F1 (2025)
F1: The Movie
***½/****
starring Brad Pitt, Damson Idris, Kerry Condon, Javier Bardem
screenplay by Ehren Kruger
directed by Joseph Kosinski
by Walter Chaw The first movie I saw in a theatre was Star Wars, in 1977. I had just turned four and didn’t speak a word of English. The 45rpm read-along storybook my parents subsequently bought for me helped me take my first steps towards learning the language. And the sense of exhilaration I felt watching Star Wars that first time? I’ve never equalled it, and never will. There are highs in life you experience once; though you may chase that feeling for the rest of your life, you chase it in vain.
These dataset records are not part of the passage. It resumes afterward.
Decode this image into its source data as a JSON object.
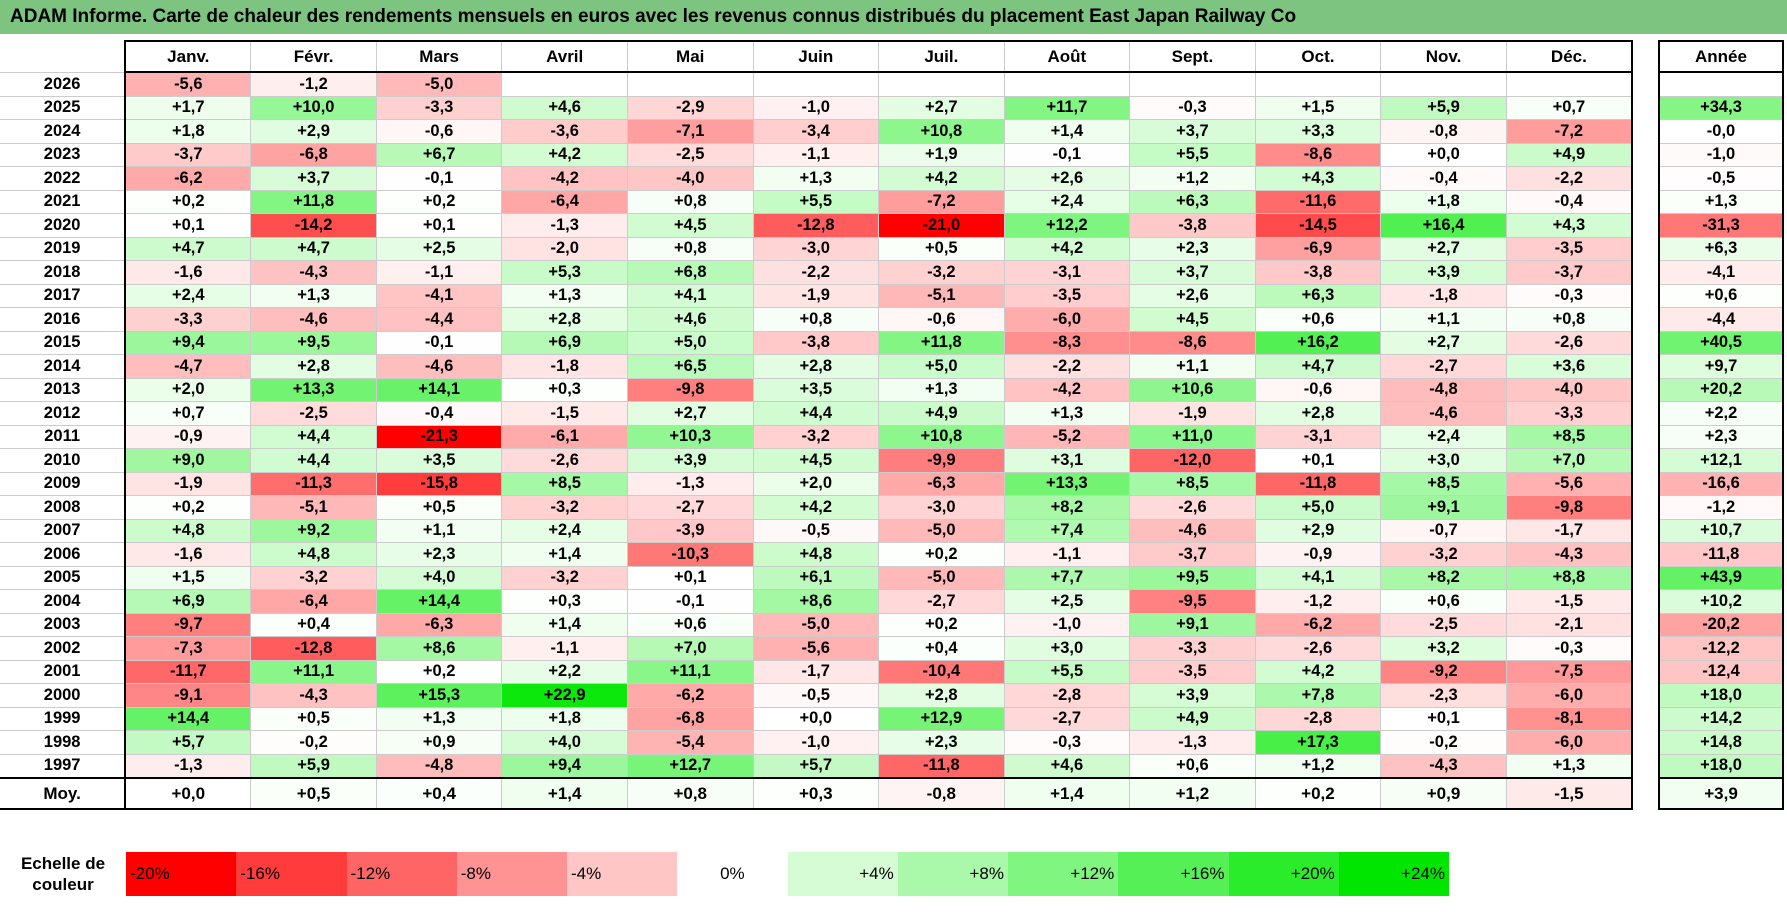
{
  "title": "ADAM Informe. Carte de chaleur des rendements mensuels en euros avec les revenus connus distribués du placement East Japan Railway Co",
  "chart_data": {
    "type": "heatmap",
    "title": "ADAM Informe. Carte de chaleur des rendements mensuels en euros avec les revenus connus distribués du placement East Japan Railway Co",
    "columns": [
      "Janv.",
      "Févr.",
      "Mars",
      "Avril",
      "Mai",
      "Juin",
      "Juil.",
      "Août",
      "Sept.",
      "Oct.",
      "Nov.",
      "Déc."
    ],
    "year_header": "Année",
    "rows": [
      {
        "year": "2026",
        "values": [
          "-5,6",
          "-1,2",
          "-5,0",
          "",
          "",
          "",
          "",
          "",
          "",
          "",
          "",
          ""
        ],
        "annual": ""
      },
      {
        "year": "2025",
        "values": [
          "+1,7",
          "+10,0",
          "-3,3",
          "+4,6",
          "-2,9",
          "-1,0",
          "+2,7",
          "+11,7",
          "-0,3",
          "+1,5",
          "+5,9",
          "+0,7"
        ],
        "annual": "+34,3"
      },
      {
        "year": "2024",
        "values": [
          "+1,8",
          "+2,9",
          "-0,6",
          "-3,6",
          "-7,1",
          "-3,4",
          "+10,8",
          "+1,4",
          "+3,7",
          "+3,3",
          "-0,8",
          "-7,2"
        ],
        "annual": "-0,0"
      },
      {
        "year": "2023",
        "values": [
          "-3,7",
          "-6,8",
          "+6,7",
          "+4,2",
          "-2,5",
          "-1,1",
          "+1,9",
          "-0,1",
          "+5,5",
          "-8,6",
          "+0,0",
          "+4,9"
        ],
        "annual": "-1,0"
      },
      {
        "year": "2022",
        "values": [
          "-6,2",
          "+3,7",
          "-0,1",
          "-4,2",
          "-4,0",
          "+1,3",
          "+4,2",
          "+2,6",
          "+1,2",
          "+4,3",
          "-0,4",
          "-2,2"
        ],
        "annual": "-0,5"
      },
      {
        "year": "2021",
        "values": [
          "+0,2",
          "+11,8",
          "+0,2",
          "-6,4",
          "+0,8",
          "+5,5",
          "-7,2",
          "+2,4",
          "+6,3",
          "-11,6",
          "+1,8",
          "-0,4"
        ],
        "annual": "+1,3"
      },
      {
        "year": "2020",
        "values": [
          "+0,1",
          "-14,2",
          "+0,1",
          "-1,3",
          "+4,5",
          "-12,8",
          "-21,0",
          "+12,2",
          "-3,8",
          "-14,5",
          "+16,4",
          "+4,3"
        ],
        "annual": "-31,3"
      },
      {
        "year": "2019",
        "values": [
          "+4,7",
          "+4,7",
          "+2,5",
          "-2,0",
          "+0,8",
          "-3,0",
          "+0,5",
          "+4,2",
          "+2,3",
          "-6,9",
          "+2,7",
          "-3,5"
        ],
        "annual": "+6,3"
      },
      {
        "year": "2018",
        "values": [
          "-1,6",
          "-4,3",
          "-1,1",
          "+5,3",
          "+6,8",
          "-2,2",
          "-3,2",
          "-3,1",
          "+3,7",
          "-3,8",
          "+3,9",
          "-3,7"
        ],
        "annual": "-4,1"
      },
      {
        "year": "2017",
        "values": [
          "+2,4",
          "+1,3",
          "-4,1",
          "+1,3",
          "+4,1",
          "-1,9",
          "-5,1",
          "-3,5",
          "+2,6",
          "+6,3",
          "-1,8",
          "-0,3"
        ],
        "annual": "+0,6"
      },
      {
        "year": "2016",
        "values": [
          "-3,3",
          "-4,6",
          "-4,4",
          "+2,8",
          "+4,6",
          "+0,8",
          "-0,6",
          "-6,0",
          "+4,5",
          "+0,6",
          "+1,1",
          "+0,8"
        ],
        "annual": "-4,4"
      },
      {
        "year": "2015",
        "values": [
          "+9,4",
          "+9,5",
          "-0,1",
          "+6,9",
          "+5,0",
          "-3,8",
          "+11,8",
          "-8,3",
          "-8,6",
          "+16,2",
          "+2,7",
          "-2,6"
        ],
        "annual": "+40,5"
      },
      {
        "year": "2014",
        "values": [
          "-4,7",
          "+2,8",
          "-4,6",
          "-1,8",
          "+6,5",
          "+2,8",
          "+5,0",
          "-2,2",
          "+1,1",
          "+4,7",
          "-2,7",
          "+3,6"
        ],
        "annual": "+9,7"
      },
      {
        "year": "2013",
        "values": [
          "+2,0",
          "+13,3",
          "+14,1",
          "+0,3",
          "-9,8",
          "+3,5",
          "+1,3",
          "-4,2",
          "+10,6",
          "-0,6",
          "-4,8",
          "-4,0"
        ],
        "annual": "+20,2"
      },
      {
        "year": "2012",
        "values": [
          "+0,7",
          "-2,5",
          "-0,4",
          "-1,5",
          "+2,7",
          "+4,4",
          "+4,9",
          "+1,3",
          "-1,9",
          "+2,8",
          "-4,6",
          "-3,3"
        ],
        "annual": "+2,2"
      },
      {
        "year": "2011",
        "values": [
          "-0,9",
          "+4,4",
          "-21,3",
          "-6,1",
          "+10,3",
          "-3,2",
          "+10,8",
          "-5,2",
          "+11,0",
          "-3,1",
          "+2,4",
          "+8,5"
        ],
        "annual": "+2,3"
      },
      {
        "year": "2010",
        "values": [
          "+9,0",
          "+4,4",
          "+3,5",
          "-2,6",
          "+3,9",
          "+4,5",
          "-9,9",
          "+3,1",
          "-12,0",
          "+0,1",
          "+3,0",
          "+7,0"
        ],
        "annual": "+12,1"
      },
      {
        "year": "2009",
        "values": [
          "-1,9",
          "-11,3",
          "-15,8",
          "+8,5",
          "-1,3",
          "+2,0",
          "-6,3",
          "+13,3",
          "+8,5",
          "-11,8",
          "+8,5",
          "-5,6"
        ],
        "annual": "-16,6"
      },
      {
        "year": "2008",
        "values": [
          "+0,2",
          "-5,1",
          "+0,5",
          "-3,2",
          "-2,7",
          "+4,2",
          "-3,0",
          "+8,2",
          "-2,6",
          "+5,0",
          "+9,1",
          "-9,8"
        ],
        "annual": "-1,2"
      },
      {
        "year": "2007",
        "values": [
          "+4,8",
          "+9,2",
          "+1,1",
          "+2,4",
          "-3,9",
          "-0,5",
          "-5,0",
          "+7,4",
          "-4,6",
          "+2,9",
          "-0,7",
          "-1,7"
        ],
        "annual": "+10,7"
      },
      {
        "year": "2006",
        "values": [
          "-1,6",
          "+4,8",
          "+2,3",
          "+1,4",
          "-10,3",
          "+4,8",
          "+0,2",
          "-1,1",
          "-3,7",
          "-0,9",
          "-3,2",
          "-4,3"
        ],
        "annual": "-11,8"
      },
      {
        "year": "2005",
        "values": [
          "+1,5",
          "-3,2",
          "+4,0",
          "-3,2",
          "+0,1",
          "+6,1",
          "-5,0",
          "+7,7",
          "+9,5",
          "+4,1",
          "+8,2",
          "+8,8"
        ],
        "annual": "+43,9"
      },
      {
        "year": "2004",
        "values": [
          "+6,9",
          "-6,4",
          "+14,4",
          "+0,3",
          "-0,1",
          "+8,6",
          "-2,7",
          "+2,5",
          "-9,5",
          "-1,2",
          "+0,6",
          "-1,5"
        ],
        "annual": "+10,2"
      },
      {
        "year": "2003",
        "values": [
          "-9,7",
          "+0,4",
          "-6,3",
          "+1,4",
          "+0,6",
          "-5,0",
          "+0,2",
          "-1,0",
          "+9,1",
          "-6,2",
          "-2,5",
          "-2,1"
        ],
        "annual": "-20,2"
      },
      {
        "year": "2002",
        "values": [
          "-7,3",
          "-12,8",
          "+8,6",
          "-1,1",
          "+7,0",
          "-5,6",
          "+0,4",
          "+3,0",
          "-3,3",
          "-2,6",
          "+3,2",
          "-0,3"
        ],
        "annual": "-12,2"
      },
      {
        "year": "2001",
        "values": [
          "-11,7",
          "+11,1",
          "+0,2",
          "+2,2",
          "+11,1",
          "-1,7",
          "-10,4",
          "+5,5",
          "-3,5",
          "+4,2",
          "-9,2",
          "-7,5"
        ],
        "annual": "-12,4"
      },
      {
        "year": "2000",
        "values": [
          "-9,1",
          "-4,3",
          "+15,3",
          "+22,9",
          "-6,2",
          "-0,5",
          "+2,8",
          "-2,8",
          "+3,9",
          "+7,8",
          "-2,3",
          "-6,0"
        ],
        "annual": "+18,0"
      },
      {
        "year": "1999",
        "values": [
          "+14,4",
          "+0,5",
          "+1,3",
          "+1,8",
          "-6,8",
          "+0,0",
          "+12,9",
          "-2,7",
          "+4,9",
          "-2,8",
          "+0,1",
          "-8,1"
        ],
        "annual": "+14,2"
      },
      {
        "year": "1998",
        "values": [
          "+5,7",
          "-0,2",
          "+0,9",
          "+4,0",
          "-5,4",
          "-1,0",
          "+2,3",
          "-0,3",
          "-1,3",
          "+17,3",
          "-0,2",
          "-6,0"
        ],
        "annual": "+14,8"
      },
      {
        "year": "1997",
        "values": [
          "-1,3",
          "+5,9",
          "-4,8",
          "+9,4",
          "+12,7",
          "+5,7",
          "-11,8",
          "+4,6",
          "+0,6",
          "+1,2",
          "-4,3",
          "+1,3"
        ],
        "annual": "+18,0"
      }
    ],
    "average": {
      "label": "Moy.",
      "values": [
        "+0,0",
        "+0,5",
        "+0,4",
        "+1,4",
        "+0,8",
        "+0,3",
        "-0,8",
        "+1,4",
        "+1,2",
        "+0,2",
        "+0,9",
        "-1,5"
      ],
      "annual": "+3,9"
    },
    "color_scale": {
      "label": "Echelle de couleur",
      "steps": [
        {
          "label": "-20%",
          "value": -20,
          "color": "#ff0000"
        },
        {
          "label": "-16%",
          "value": -16,
          "color": "#ff3b3b"
        },
        {
          "label": "-12%",
          "value": -12,
          "color": "#ff6565"
        },
        {
          "label": "-8%",
          "value": -8,
          "color": "#ff9292"
        },
        {
          "label": "-4%",
          "value": -4,
          "color": "#ffc6c6"
        },
        {
          "label": "0%",
          "value": 0,
          "color": "#ffffff"
        },
        {
          "label": "+4%",
          "value": 4,
          "color": "#d5fcd5"
        },
        {
          "label": "+8%",
          "value": 8,
          "color": "#aaf8aa"
        },
        {
          "label": "+12%",
          "value": 12,
          "color": "#80f580"
        },
        {
          "label": "+16%",
          "value": 16,
          "color": "#55f055"
        },
        {
          "label": "+20%",
          "value": 20,
          "color": "#2bec2b"
        },
        {
          "label": "+24%",
          "value": 24,
          "color": "#00e600"
        }
      ]
    }
  }
}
The problem with a film like Joseph Kosinski’s F1 is that it is very much like hundreds, if not thousands, of other films that have come before, in stark contrast to the average film, which only has, like, several dozen antecedents. F1 is a tried and true assemblage of complementary parts: an old warrior and a young warrior, gladiatorial contests, mentors, romance, the Big Game; think Bull Durham, for instance. It’s so familiar archetypally that it’s easy to identify as such (as opposed to other films that are equally derivative but draw from more obscure sources), and it’s such a notoriously lavish undertaking that it’s tempting to strike at it for its swaggering confidence and what some would call unearned arrogance. Greek Tragedies are about elevated personages because their fall is greater, you see: we love slaying giants, deservedly or not.